Soane’s antiquarian ghost must surely be clanking his chains over that one. Indeed, its by no means obvious at first how this exhibition relates to its hallowed venue. The more the visitor learns, however, the nicer the fit appears. This museum, in Soane’s lifetime, was more an experimental workshop than a collection of architectural curios. Soane — no slouch when it came to technical innovation — filled it with peculiar and playful juxtapositions, with originals and fakes, copies and fantasias, in his pursuit of new concepts and techniques.
Mamou-Mani — the man who would rob future generations of their ruins — puts it well: “There is a reason we protect things, and build traditions around them. It’s because these things were revolutionary. We preserve them because they still have the power to inspire us. We can’t go on like the modernists, constantly wiping the slate clean.”
If there is a contradiction here, so be it.
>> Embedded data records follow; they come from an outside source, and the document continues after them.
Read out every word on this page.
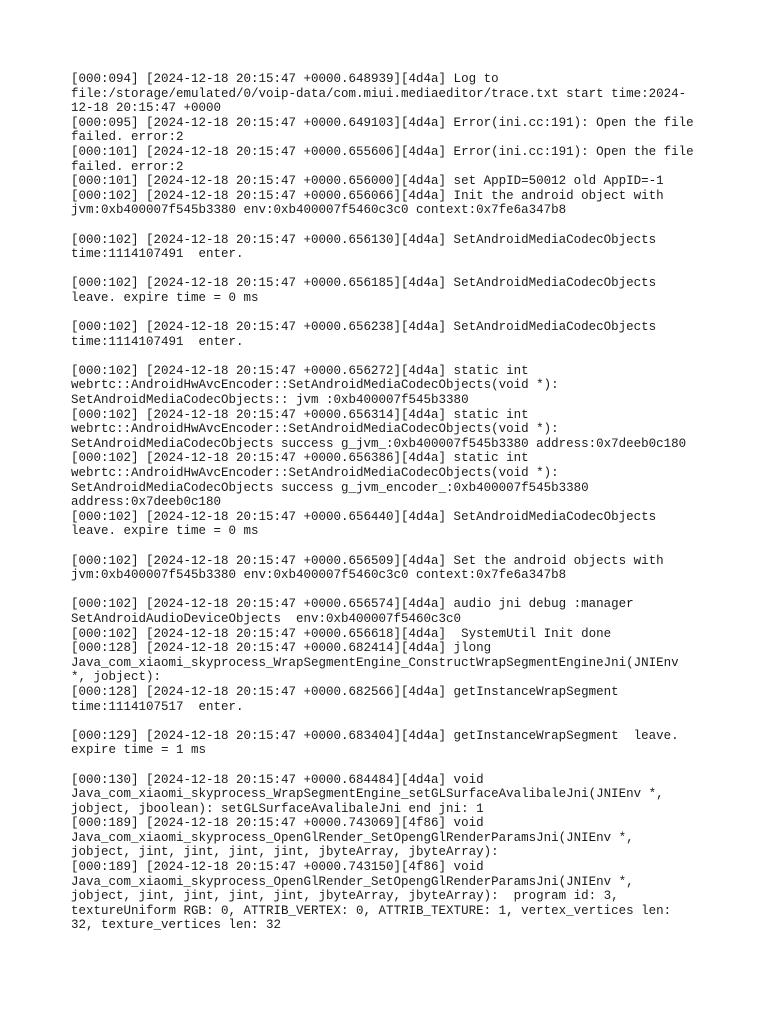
[000:094] [2024-12-18 20:15:47 +0000.648939][4d4a] Log to
file:/storage/emulated/0/voip-data/com.miui.mediaeditor/trace.txt start time:2024-
12-18 20:15:47 +0000
[000:095] [2024-12-18 20:15:47 +0000.649103][4d4a] Error(ini.cc:191): Open the file
failed. error:2
[000:101] [2024-12-18 20:15:47 +0000.655606][4d4a] Error(ini.cc:191): Open the file
failed. error:2
[000:101] [2024-12-18 20:15:47 +0000.656000][4d4a] set AppID=50012 old AppID=-1
[000:102] [2024-12-18 20:15:47 +0000.656066][4d4a] Init the android object with
jvm:0xb400007f545b3380 env:0xb400007f5460c3c0 context:0x7fe6a347b8
[000:102] [2024-12-18 20:15:47 +0000.656130][4d4a] SetAndroidMediaCodecObjects
time:1114107491  enter.
[000:102] [2024-12-18 20:15:47 +0000.656185][4d4a] SetAndroidMediaCodecObjects
leave. expire time = 0 ms
[000:102] [2024-12-18 20:15:47 +0000.656238][4d4a] SetAndroidMediaCodecObjects
time:1114107491  enter.
[000:102] [2024-12-18 20:15:47 +0000.656272][4d4a] static int
webrtc::AndroidHwAvcEncoder::SetAndroidMediaCodecObjects(void *):
SetAndroidMediaCodecObjects:: jvm :0xb400007f545b3380
[000:102] [2024-12-18 20:15:47 +0000.656314][4d4a] static int
webrtc::AndroidHwAvcEncoder::SetAndroidMediaCodecObjects(void *):
SetAndroidMediaCodecObjects success g_jvm_:0xb400007f545b3380 address:0x7deeb0c180
[000:102] [2024-12-18 20:15:47 +0000.656386][4d4a] static int
webrtc::AndroidHwAvcEncoder::SetAndroidMediaCodecObjects(void *):
SetAndroidMediaCodecObjects success g_jvm_encoder_:0xb400007f545b3380
address:0x7deeb0c180
[000:102] [2024-12-18 20:15:47 +0000.656440][4d4a] SetAndroidMediaCodecObjects
leave. expire time = 0 ms
[000:102] [2024-12-18 20:15:47 +0000.656509][4d4a] Set the android objects with
jvm:0xb400007f545b3380 env:0xb400007f5460c3c0 context:0x7fe6a347b8
[000:102] [2024-12-18 20:15:47 +0000.656574][4d4a] audio jni debug :manager
SetAndroidAudioDeviceObjects  env:0xb400007f5460c3c0
[000:102] [2024-12-18 20:15:47 +0000.656618][4d4a]  SystemUtil Init done
[000:128] [2024-12-18 20:15:47 +0000.682414][4d4a] jlong
Java_com_xiaomi_skyprocess_WrapSegmentEngine_ConstructWrapSegmentEngineJni(JNIEnv
*, jobject):
[000:128] [2024-12-18 20:15:47 +0000.682566][4d4a] getInstanceWrapSegment
time:1114107517  enter.
[000:129] [2024-12-18 20:15:47 +0000.683404][4d4a] getInstanceWrapSegment  leave.
expire time = 1 ms
[000:130] [2024-12-18 20:15:47 +0000.684484][4d4a] void
Java_com_xiaomi_skyprocess_WrapSegmentEngine_setGLSurfaceAvalibaleJni(JNIEnv *,
jobject, jboolean): setGLSurfaceAvalibaleJni end jni: 1
[000:189] [2024-12-18 20:15:47 +0000.743069][4f86] void
Java_com_xiaomi_skyprocess_OpenGlRender_SetOpengGlRenderParamsJni(JNIEnv *,
jobject, jint, jint, jint, jint, jbyteArray, jbyteArray):
[000:189] [2024-12-18 20:15:47 +0000.743150][4f86] void
Java_com_xiaomi_skyprocess_OpenGlRender_SetOpengGlRenderParamsJni(JNIEnv *,
jobject, jint, jint, jint, jint, jbyteArray, jbyteArray):  program id: 3,
textureUniform RGB: 0, ATTRIB_VERTEX: 0, ATTRIB_TEXTURE: 1, vertex_vertices len:
32, texture_vertices len: 32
There is never just one style of architecture at work in the world. As for the evident gap between little Polibot’s game of solitaire, and its creator’s vision of a transformed construction culture, I know better than to huff about it. All great advances in industrial culture are prefigured by model-making. Model aircraft, to take an obvious example, have been flying a great deal longer than people have. Nor is the toy and model scene any less relevant to that industry today, witness the stellar career of SpaceShip One’s designer Burt Rutan — a man who still turns up at modelling conventions to complain about the lack of balsa wood.
Mamou-Mani’s animated wooden construction kit at the Soane is both a charming toy and an important vision of our necessary future. “Depending on trees for construction will give us lots of trees, but more than that, it’ll make us think about our materials in a new way, from their growth to their assembly, to their disassembly and their reuse or recycling.” Mamou-Mani’s sense of urgency is compelling, and rooted in some hard truths. Construction is arguably the least sustainable industry on earth. “We’re going to need to rethink everything. If architects and planners think they can just continue doing business as normal, then we’re doomed,” he says. “It’s as bad as that.”